E(li's)booksBelli e dannati. Di Luca Dal Monte

Vivere e morire nella Formula 1 degli anni Settanta.

Il libro

Primi giorni di settembre del 1970. Luglio 1979. Sono queste le coordinate cronologiche all’interno delle quali si dipanano quattordici racconti, quattordici storie ambientate nel mondo delle corse degli anni Settanta. In una Formula 1, in particolare, dove la vita era appesa a un filo, dove i piloti uscivano di casa il giovedì senza sapere se vi avrebbero fatto ritorno la domenica sera e dove i figli chiedevano alle madri quando i loro padri sarebbero morti poiché, dicevano, tutti i papà che corrono in auto prima o poi muoiono. Si parla poco di corse, molto di piloti e delle loro donne. Quello che Luca Dal Monte ha scelto di descrivere nei quattordici racconti di “Belli e dannati” sono infatti soprattutto i sentimenti, i pensieri, i sogni, i rancori, le paure e gli incubi di uomini e donne fatalmente attratti da un mondo che sapevano crudele. Un mondo che questi uomini amavano e le loro donne odiavano senza però riuscire a staccarsene.

La mia lettura

I quattordici racconti di Belli e dannati, ambientati nel mondo delle corse di Formula 1, mi hanno fatto pensare a un film del 2019 che ho visto recentemente “Le Mans ’66 – La Grande Sfida, diretto da James Mangold” che racconta la storia di Carroll Shelby e Ken Miles anche se le storie raccontate da Luca Dal Monte sono ambientate in un periodo più recente, gli anni Settanta.

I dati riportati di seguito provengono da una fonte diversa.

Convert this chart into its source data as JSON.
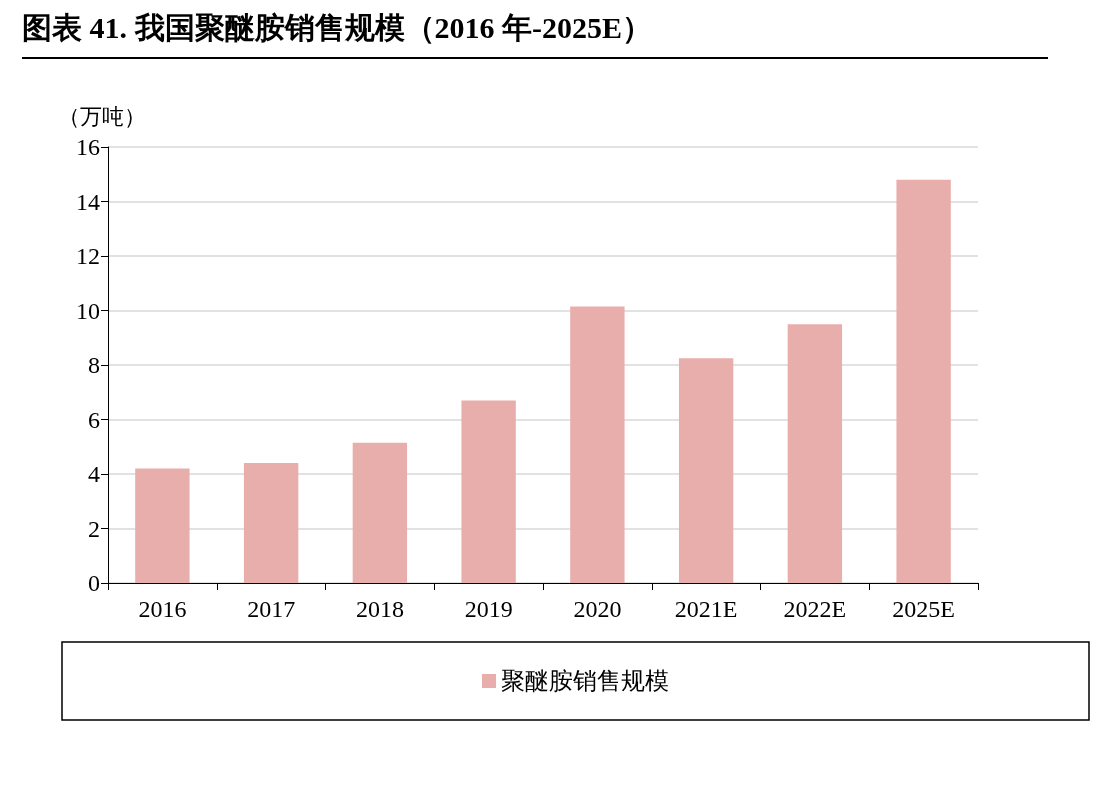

Avere consapevolezza dei propri pensieri e alleggerire la mente, di fatto questo per un pilota viene prima della destrezza al volante ma stiamo parlando di uomini con le loro debolezze e la loro vulnerabilità e che quindi possono fallire anche se l’idea che è facile farsi di un pilota di Formula 1 è che si tratta di una persona che non ha paura di niente, mai.

La passione, il pericolo, il divertimento, il terrore di non far rientro a casa erano comuni a Jackye Stewart, Jacky Ickx, Jochen Karl Rindt , Villeneuve, uomini che hanno sfidato, scendendo in pista, il loro destino, un avversario imbattuto, e poi ci sono loro, quelle che aspettano: mamme, mogli, fidanzate, amanti.

Seduta sulla sedia sul muretto, Nina si isolò dal mondo. Da quel trespolo cronometrava i tempi sul giro di Jochen. Era l’unico ruolo che un mondo maschilista come quello delle corse in automobile aveva ritagliato per le compagne dei piloti e alcune erano bravissime. A ogni nuova arrivata le altre insegnavano i trucchi del mestiere e Nina aveva imparato alla svelta.”

 Lui è Jochen Karl Rindt, il pilota nel racconto di Dal Monte si spartisce la scena con gli uomini del team e Nina, la modella che aveva sposato nel 1967 e da cui aveva avuto una figlia. Soprannominato “Dynamite” dai tifosi e “Grindt” dalla stampa italiana per la sua velocità e perché sapeva sfruttare bene le incertezze e gli errori degli avversari, nel 1970 Rindt era il pilota di punta della Lotus, la storia d’amore con Nina però fu una storia che non ebbe un lieto fine visto che perse la vita sul circuito di Monza.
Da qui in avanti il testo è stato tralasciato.